AP: HealthCare.gov so Broken, Families Can't Add Newborns to Coverage

With the deadlines behind us, the first wave of Obamacare problems is, thankfully, over.

Unfortunately, this only means that the coming months will open up a whole new world of problems with HealthCare.gov, including the site’s inability to place new babies under their parents’ coverage.

The Associated Press is out with a report this morning that pregnant women have an entirely new set of headaches to expect from their ACA-triggered coverage, namely, that HealthCare.gov is not designed to accept any changes in status that would include or exclude a person from coverage. When a baby is born, there is no way for parents to notify the federal government that the baby now exists and needs coverage.

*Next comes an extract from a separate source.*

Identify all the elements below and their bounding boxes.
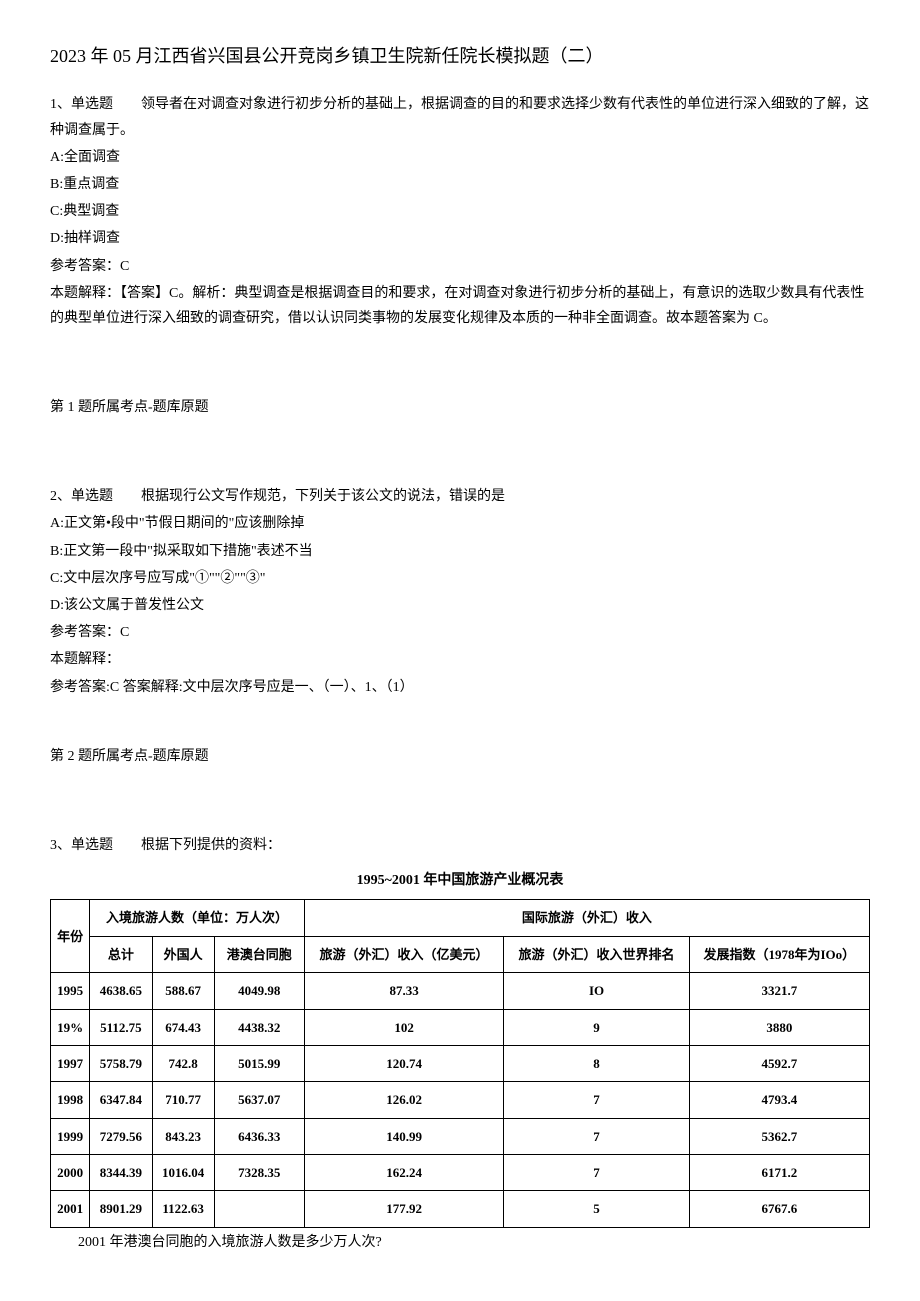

There is also no way to notify the federal government of marriage or divorce, of a death in the family, or of a new job or loss of a job.

The website allows one to open a profile, but not to edit it once an insurer is chosen. All of these changes could potentially affect those insured or open new options for coverage from different insurers or types of insurance. They may also result in higher premiums or more expensive coverage. These would all be options and possibilities if HealthCare.gov had any way of editing one’s information on the page.

Many parents may not understand why the HealthCare.gov flaw matters – after all, the site’s ostensible purpose is to link potential insurers to customers who want to buy insurance, and insurers make the process very easy. New parents can simply call up insurers and provide them with the baby’s new information and expect to be covered. However, the way the Affordable Care Act is written, the government must be notified as well for the coverage to go through. They are written in as a necessary middleman, but there is no efficient way to comply with the need to keep the government updated.

The worst news in this story is not that babies may go undercovered or uncovered at all, but that the AP finds no indication that the government is working to fix the problem. Insurers interviewed for the piece say that they were initially told the fully-running HealthCare.gov would allow for easy changes in life that would be sent back immediately to insurers, erasing the problem of having to inform multiple sources of this change. However, that “got postponed” to “later.” “Later” has not been given a date, and the best the AP could muster from an Obama administration spokesman was that the HHS Department is “working” on the problem.

This simple concern that the Affordable Care Act has managed to botch is the latest in a string of problems with the ACA website rollout. Finding an affordable plan, at its peak, was near impossible for people in half of America’s counties. Of those who managed to find a plan, many have had significant trouble verifying the plans that customers had confirmed on HealthCare.gov, causing much confusion with individuals who need real-time care. Those fortunate enough to have had coverage before the mandate went into action flooded clinics and hospitals before the new year to use the coverage before it dissolved in the new year. While it is rare to find at least one Obamacare success story, it is even more difficult to find one it that has not come directly from Organizing for America or any number of White House-related organizations.